About 42 million households have a TV connected to the Internet, and Experian said that 7.6 million households in the United States have cut the cord, using Web streaming and downloading exclusively instead of cable, satellite or broadcast for their television viewing.

“Roku anticipates that the pace of streaming entertainment available for the TV will continue to rapidly increase in the coming years to the point where all TV will be streamed,” the company said in its blog.

Meanwhile, original series created just for streaming paved the way for a new model of production and distribution with full series releases, and created Emmy award-winning programs along the way, like Netflix’ House of Cards. Also, favorite TV shows from the past including Veronica Mars, Arrested Development and 24 now get a second life in the new TV economy.

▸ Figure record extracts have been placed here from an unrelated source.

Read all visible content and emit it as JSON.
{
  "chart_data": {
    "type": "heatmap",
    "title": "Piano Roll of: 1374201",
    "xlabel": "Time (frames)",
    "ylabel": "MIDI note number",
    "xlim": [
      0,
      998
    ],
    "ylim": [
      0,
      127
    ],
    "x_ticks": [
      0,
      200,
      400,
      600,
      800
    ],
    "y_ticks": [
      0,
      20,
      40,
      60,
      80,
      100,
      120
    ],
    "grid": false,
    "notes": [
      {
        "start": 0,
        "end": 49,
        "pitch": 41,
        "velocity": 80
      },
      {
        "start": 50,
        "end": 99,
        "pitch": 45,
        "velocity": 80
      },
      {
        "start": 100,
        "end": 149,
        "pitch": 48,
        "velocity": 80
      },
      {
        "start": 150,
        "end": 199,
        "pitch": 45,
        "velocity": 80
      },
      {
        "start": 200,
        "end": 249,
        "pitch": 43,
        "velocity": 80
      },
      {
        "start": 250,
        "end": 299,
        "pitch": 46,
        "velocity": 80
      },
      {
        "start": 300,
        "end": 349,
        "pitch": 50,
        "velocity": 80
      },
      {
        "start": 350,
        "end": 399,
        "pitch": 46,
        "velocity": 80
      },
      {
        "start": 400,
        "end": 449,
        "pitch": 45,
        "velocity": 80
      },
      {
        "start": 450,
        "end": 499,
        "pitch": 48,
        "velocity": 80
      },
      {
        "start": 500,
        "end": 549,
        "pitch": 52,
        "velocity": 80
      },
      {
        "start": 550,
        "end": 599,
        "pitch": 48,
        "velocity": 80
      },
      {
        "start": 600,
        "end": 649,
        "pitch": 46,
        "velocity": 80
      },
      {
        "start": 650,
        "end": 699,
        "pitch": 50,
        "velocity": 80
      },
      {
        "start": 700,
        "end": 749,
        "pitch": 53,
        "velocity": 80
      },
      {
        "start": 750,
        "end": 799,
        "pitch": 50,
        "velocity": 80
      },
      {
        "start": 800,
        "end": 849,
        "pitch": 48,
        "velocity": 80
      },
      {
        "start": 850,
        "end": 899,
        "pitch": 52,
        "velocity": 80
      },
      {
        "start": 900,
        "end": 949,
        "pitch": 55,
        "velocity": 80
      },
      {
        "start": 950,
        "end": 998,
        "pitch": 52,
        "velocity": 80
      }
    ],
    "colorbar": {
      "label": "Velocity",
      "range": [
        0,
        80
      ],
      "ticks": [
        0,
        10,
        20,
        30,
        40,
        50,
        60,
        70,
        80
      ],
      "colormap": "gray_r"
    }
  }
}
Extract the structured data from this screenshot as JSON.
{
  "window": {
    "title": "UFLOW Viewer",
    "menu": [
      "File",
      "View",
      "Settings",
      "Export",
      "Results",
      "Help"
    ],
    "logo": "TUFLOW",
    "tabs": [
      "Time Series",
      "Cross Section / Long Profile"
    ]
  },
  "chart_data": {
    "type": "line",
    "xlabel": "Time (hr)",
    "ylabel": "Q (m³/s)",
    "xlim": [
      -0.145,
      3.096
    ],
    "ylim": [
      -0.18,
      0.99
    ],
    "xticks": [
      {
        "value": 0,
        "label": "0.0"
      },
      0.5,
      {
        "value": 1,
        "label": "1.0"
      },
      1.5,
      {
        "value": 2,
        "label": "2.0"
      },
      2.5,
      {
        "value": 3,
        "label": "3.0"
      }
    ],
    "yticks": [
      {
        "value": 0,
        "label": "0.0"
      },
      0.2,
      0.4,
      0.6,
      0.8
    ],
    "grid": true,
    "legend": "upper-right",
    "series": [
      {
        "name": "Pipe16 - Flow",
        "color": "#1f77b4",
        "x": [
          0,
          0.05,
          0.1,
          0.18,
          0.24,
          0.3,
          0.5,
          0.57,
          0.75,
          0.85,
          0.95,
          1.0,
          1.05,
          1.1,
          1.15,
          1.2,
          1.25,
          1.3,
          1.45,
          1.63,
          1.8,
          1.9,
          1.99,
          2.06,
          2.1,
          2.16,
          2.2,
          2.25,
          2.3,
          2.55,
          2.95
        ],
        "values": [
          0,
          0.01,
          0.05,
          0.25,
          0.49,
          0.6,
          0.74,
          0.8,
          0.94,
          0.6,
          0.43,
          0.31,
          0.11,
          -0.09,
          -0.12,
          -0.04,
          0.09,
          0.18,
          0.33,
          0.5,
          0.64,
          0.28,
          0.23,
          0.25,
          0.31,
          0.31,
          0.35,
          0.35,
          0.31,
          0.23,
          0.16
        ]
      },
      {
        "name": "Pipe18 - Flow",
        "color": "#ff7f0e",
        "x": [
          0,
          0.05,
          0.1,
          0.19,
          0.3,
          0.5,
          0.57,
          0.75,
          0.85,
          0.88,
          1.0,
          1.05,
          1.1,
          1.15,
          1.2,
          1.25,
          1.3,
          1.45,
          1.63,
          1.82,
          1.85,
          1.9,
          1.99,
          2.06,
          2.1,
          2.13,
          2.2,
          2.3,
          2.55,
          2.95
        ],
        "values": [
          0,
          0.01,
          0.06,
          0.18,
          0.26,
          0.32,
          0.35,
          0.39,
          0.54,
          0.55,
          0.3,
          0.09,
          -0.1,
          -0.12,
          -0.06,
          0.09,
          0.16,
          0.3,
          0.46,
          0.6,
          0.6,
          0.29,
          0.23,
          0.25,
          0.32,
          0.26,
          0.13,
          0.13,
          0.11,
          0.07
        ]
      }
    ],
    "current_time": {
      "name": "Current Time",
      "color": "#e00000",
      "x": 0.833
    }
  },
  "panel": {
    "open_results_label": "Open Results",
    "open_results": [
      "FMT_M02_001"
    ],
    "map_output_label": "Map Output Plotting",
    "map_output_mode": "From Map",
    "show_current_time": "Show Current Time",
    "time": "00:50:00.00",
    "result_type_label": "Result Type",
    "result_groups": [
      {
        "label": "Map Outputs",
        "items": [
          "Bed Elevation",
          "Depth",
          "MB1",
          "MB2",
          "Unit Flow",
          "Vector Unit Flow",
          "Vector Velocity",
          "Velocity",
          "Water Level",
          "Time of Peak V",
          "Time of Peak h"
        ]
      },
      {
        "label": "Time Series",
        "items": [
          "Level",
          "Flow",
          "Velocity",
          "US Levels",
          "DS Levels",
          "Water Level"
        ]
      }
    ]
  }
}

Roku also noted that streamed content has allowed the Internet model of “long-tail” content to flourish in living rooms. “Streaming has enabled new channels – TED, The Autism Channel, Kaplan Prep, DogTV Anywhere and others – that would have never otherwise had a path to the TV,” it said. “While movies and TV shows are widely popular categories, consumers also enjoy music, sports, news and weather, fitness and outdoors, science and tech, food, kids and family, travel, foreign language and religion and spirituality options.”